Loss keep growing insread of decreasing in DQN

Hi, I’m developing an agent for a reinforcement learning problem. It uses a custom environment at gym with continuous state space and continuous action space. The resulting action is a vector [u, v], which is a command for the bot to perform. Since the input to the network is coordination, I couldn’t use the ReLu as an activation function. So, I used LeakyReLu with negative slope of 1 (which made it a Linear function).
Here is my model:

class DQN(nn.Module):
    def __init__(self, in_features=6, hidden_layers=[15,15,15,15,15,10, 10, 8, 4], outputs=2):
        super().__init__()
        self.first_layer   = nn.Linear(in_features, hidden_layers[0])
        self.hidden1 = nn.Linear(hidden_layers[0], hidden_layers[1])
        self.hidden2 = nn.Linear(hidden_layers[1], hidden_layers[2])
        self.hidden3 = nn.Linear(hidden_layers[2], hidden_layers[3])
        self.hidden4 = nn.Linear(hidden_layers[3], hidden_layers[4])
        self.hidden5 = nn.Linear(hidden_layers[4], hidden_layers[5])
        self.hidden6 = nn.Linear(hidden_layers[5], hidden_layers[6])
        self.hidden7 = nn.Linear(hidden_layers[6], hidden_layers[7])
        self.hidden8 = nn.Linear(hidden_layers[7], hidden_layers[8])
        self.output  = nn.Linear(hidden_layers[8], outputs)


    def forward(self, x):
        x = x.to(device)
        x = F.leaky_relu(self.first_layer(x), negative_slope=1)
        x = F.leaky_relu(self.hidden1(x), negative_slope=1)
        x = F.leaky_relu(self.hidden2(x), negative_slope=1)
        x = F.sigmoid(self.hidden3(x))
        x = F.sigmoid(self.hidden4(x))
        x = F.sigmoid(self.hidden5(x))
        x = F.sigmoid(self.hidden6(x))
        x = F.sigmoid(self.hidden7(x))
        x = F.leaky_relu(self.hidden8(x), negative_slope=1)
        x = F.leaky_relu(self.output(x), negative_slope=1)
        return x

And this is my optimization function:

def optimize_model():
    print(len(memory))
    if len(memory) < BATCH_SIZE:
        return
    transitions = memory.sample(BATCH_SIZE)
    batch = Transition(*zip(*transitions))
    non_final_mask = torch.tensor(tuple(map(lambda s: s is not None,
                                          batch.next_state)), device=device, dtype=torch.bool)
    non_final_next_states = torch.cat([s for s in batch.next_state
                                                if s is not None])

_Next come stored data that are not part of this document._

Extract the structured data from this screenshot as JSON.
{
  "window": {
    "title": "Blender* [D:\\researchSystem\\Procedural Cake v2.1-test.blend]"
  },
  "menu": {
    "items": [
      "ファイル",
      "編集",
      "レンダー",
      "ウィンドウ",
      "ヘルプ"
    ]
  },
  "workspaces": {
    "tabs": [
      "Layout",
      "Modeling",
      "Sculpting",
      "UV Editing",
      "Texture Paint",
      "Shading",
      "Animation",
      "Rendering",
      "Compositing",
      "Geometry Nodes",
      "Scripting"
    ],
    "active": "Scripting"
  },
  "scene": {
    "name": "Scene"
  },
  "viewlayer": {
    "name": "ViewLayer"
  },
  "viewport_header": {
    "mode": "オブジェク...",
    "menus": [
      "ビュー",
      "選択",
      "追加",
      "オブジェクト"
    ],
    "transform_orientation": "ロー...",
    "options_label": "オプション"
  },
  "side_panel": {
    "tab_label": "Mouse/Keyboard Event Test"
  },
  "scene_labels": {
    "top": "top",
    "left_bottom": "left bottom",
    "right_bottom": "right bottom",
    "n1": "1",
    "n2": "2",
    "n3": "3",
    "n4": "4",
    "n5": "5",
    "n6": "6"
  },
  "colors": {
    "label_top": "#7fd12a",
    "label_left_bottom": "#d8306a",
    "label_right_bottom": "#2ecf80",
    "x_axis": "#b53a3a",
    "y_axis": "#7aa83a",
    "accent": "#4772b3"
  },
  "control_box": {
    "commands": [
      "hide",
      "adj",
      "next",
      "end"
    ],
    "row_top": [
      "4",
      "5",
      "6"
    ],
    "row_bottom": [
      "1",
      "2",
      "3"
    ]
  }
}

    state_batch = torch.cat(batch.state)
    action_batch = torch.cat(batch.action)
    reward_batch = torch.cat(batch.reward)
    reshaped_reward_batch = torch.cat(
        (
            reward_batch.reshape(reward_batch.shape[0],1),
            reward_batch.reshape(reward_batch.shape[0],1)
        ), 1
    )
    state_action_values = policy_net(state_batch)

    next_state_values = torch.zeros((BATCH_SIZE, 2), device=device)
    next_state_values[non_final_mask] = target_net(non_final_next_states).detach()

    expected_state_action_values = (next_state_values * GAMMA) + reshaped_reward_batch


    criterion = nn.SmoothL1Loss()
    loss = criterion(state_action_values, expected_state_action_values)
    print('Loss', loss.item())

    # Optimize the model
    optimizer.zero_grad()
    loss.backward()
    for param in policy_net.parameters():
        param.grad.data.clamp_(-1, 1)
    optimizer.step()

And this is my training loop:

for i_episode in range(num_episodes):
    state = env.reset()
    state = torch.tensor([state], device=device, dtype=torch.float)
    for t in count():
        action = select_action(state)
        action_cpu = action.cpu()
        state, reward, done, info = env.step(action_cpu[0])
        state = torch.tensor([state], device=device, dtype=torch.float)
        reward = torch.tensor([reward], device=device, dtype=torch.float)
        
        if not done:
            next_state = state
        else:
            next_state = None
        # Store the transition in memory
        memory.push(state, action, next_state, reward)

        state = next_state

        min_distance = min(info["distance"], min_distance)
        print(f'Eposide: {i_episode}, Iteration: {t}, Reward: {reward[0]}')
        print(f'Action: {action_cpu[0]}')
        print(f'Min Distance from target: {min_distance}\n')
        optimize_model()
        steps += 1
        if done:
            episode_durations.append(t + 1)
            break
    # Update the target network, copying all weights and biases in DQN
    if steps % STEPS_TO_UPDATE_TARGET_NET == 0:
        target_net.load_state_dict(policy_net.state_dict())

The problem is the loss keeps growing in this network instead of decreasing. Any idea about the reason and solution?